Last Night At A-Game With Alliance Volleyball

A-Game

Thursday night was the last night, ever, for A-Game Sportsplex. The dark, foreboding sky outside certainly fit the gloomy, hollow building.

But, on the volleyball courts where the Alliance Volleyball Club athletes and their parents played one last round of games, it was all light. On the courts, anyway.

The club set its eyes on the future, even while the present bummed them out plenty. Things, they say, are bright. They are ready to move on, they say, to somewhere they are wanted. Somewhere that deserves their business, and the business they bring to surrounding hotels, restaurants and shops.

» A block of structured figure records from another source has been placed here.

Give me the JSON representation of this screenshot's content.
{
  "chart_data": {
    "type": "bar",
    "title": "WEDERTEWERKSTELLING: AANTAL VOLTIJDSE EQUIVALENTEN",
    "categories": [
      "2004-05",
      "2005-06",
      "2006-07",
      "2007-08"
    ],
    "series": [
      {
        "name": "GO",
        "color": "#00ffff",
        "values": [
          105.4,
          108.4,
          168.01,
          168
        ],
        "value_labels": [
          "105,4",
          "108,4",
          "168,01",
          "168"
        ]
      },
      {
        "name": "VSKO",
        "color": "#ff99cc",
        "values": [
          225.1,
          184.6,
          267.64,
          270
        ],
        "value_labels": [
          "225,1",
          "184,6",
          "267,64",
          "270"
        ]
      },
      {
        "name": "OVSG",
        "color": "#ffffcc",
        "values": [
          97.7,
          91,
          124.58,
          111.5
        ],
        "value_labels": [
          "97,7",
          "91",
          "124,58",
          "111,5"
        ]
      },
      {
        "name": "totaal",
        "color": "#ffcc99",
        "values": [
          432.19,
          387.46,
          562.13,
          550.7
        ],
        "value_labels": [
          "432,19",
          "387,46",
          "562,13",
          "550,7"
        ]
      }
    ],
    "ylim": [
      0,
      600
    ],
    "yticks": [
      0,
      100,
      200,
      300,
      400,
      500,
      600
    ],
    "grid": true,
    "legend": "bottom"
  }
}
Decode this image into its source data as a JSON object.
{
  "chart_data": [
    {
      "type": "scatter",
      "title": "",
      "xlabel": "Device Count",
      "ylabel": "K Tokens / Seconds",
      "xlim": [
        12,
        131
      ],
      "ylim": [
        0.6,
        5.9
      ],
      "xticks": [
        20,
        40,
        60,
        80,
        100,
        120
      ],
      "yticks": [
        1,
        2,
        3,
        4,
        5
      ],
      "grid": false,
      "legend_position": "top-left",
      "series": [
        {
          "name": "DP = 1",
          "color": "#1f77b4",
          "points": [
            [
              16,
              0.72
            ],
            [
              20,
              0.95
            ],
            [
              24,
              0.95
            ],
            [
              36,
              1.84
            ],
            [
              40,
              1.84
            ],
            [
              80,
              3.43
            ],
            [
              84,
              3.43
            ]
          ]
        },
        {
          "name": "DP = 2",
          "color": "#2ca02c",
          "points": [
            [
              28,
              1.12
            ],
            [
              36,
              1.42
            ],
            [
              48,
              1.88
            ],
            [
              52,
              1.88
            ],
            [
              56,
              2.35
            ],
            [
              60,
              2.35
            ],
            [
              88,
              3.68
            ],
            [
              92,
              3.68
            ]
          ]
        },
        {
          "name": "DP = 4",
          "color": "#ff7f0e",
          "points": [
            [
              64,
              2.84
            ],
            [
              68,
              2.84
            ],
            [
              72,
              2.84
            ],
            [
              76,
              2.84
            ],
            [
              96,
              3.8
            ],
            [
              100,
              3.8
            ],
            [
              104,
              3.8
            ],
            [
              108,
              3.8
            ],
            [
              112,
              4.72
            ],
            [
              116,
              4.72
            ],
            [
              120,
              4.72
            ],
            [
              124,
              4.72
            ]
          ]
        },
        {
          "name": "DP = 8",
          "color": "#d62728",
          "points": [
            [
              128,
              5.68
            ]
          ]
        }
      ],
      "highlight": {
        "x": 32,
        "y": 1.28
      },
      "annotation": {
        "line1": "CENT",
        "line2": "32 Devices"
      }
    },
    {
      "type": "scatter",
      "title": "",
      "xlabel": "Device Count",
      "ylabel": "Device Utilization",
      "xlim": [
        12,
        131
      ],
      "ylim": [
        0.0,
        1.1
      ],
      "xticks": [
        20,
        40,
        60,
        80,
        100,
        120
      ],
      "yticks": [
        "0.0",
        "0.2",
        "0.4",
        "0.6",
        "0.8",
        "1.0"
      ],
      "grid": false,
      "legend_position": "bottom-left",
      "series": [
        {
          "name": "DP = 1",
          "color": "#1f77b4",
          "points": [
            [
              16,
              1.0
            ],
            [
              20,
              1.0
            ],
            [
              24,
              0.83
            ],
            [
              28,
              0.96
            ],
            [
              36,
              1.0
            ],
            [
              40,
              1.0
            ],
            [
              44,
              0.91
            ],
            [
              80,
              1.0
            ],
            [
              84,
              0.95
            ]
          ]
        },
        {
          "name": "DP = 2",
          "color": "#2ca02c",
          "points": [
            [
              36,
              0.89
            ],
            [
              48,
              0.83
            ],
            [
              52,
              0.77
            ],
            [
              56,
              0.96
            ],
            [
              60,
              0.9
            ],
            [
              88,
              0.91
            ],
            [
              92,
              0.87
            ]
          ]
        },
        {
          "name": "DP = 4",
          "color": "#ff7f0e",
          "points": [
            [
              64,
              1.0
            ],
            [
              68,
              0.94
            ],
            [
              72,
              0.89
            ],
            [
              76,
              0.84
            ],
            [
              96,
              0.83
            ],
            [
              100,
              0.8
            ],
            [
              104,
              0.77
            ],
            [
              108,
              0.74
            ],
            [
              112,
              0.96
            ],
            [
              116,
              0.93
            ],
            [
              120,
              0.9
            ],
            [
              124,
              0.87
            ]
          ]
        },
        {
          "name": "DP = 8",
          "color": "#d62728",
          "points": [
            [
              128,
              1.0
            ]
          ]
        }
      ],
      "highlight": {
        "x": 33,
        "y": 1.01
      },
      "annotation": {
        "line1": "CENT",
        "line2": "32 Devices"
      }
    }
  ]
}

After announcing this week that its owners and tenants reached an agreement in their ongoing legal situation, the building is now closed for good. It will be renovated and reconstructed, rumors say, as a regional headquarters for Mars, Inc.  by AL Neyer of Ohio.

As for Alliance, the club will be temporarily using courts at Currey Ingram Academy, Harpeth Hall, Ensworth and Quest Sports Center.

If the future was very much on everyone’s mind, the past was right there in everyone’s face, with unstocked soda machines, a half-open snack bar, boxes filled up with stray equipment, out-of-order toilets and  a barred-up front desk. The place, quite frankly, did not look like it was kept in very good shape.

But:

“It is about the club, the athletes and the parents,” Mike Butler, parent of Emma, a sophomore at Franklin High School, said. “It is not so much the building as it is the club. There are life-long relationships that form here because we spend all of our time together.”

 

But, still. Leaving is hard:

“It is tough,”John Briggs, president of Alliance’s Board of Directors, said. “We have been here for six and a half years. But we are moving on. The nice part for us is we have a very good business model, we are a very good tenant. I am very confident that we will get what we want moving forward. Our challenge is needing all this space, and we are working hard to get it.”

As for the man who has been on the front lines of their struggle all along, Jeff Wismer takes the high road, the longview and has high hopes for the future:

“We have good options that we are excited about long-term, and wish the best of luck to whoever is moving in here after us,” he said.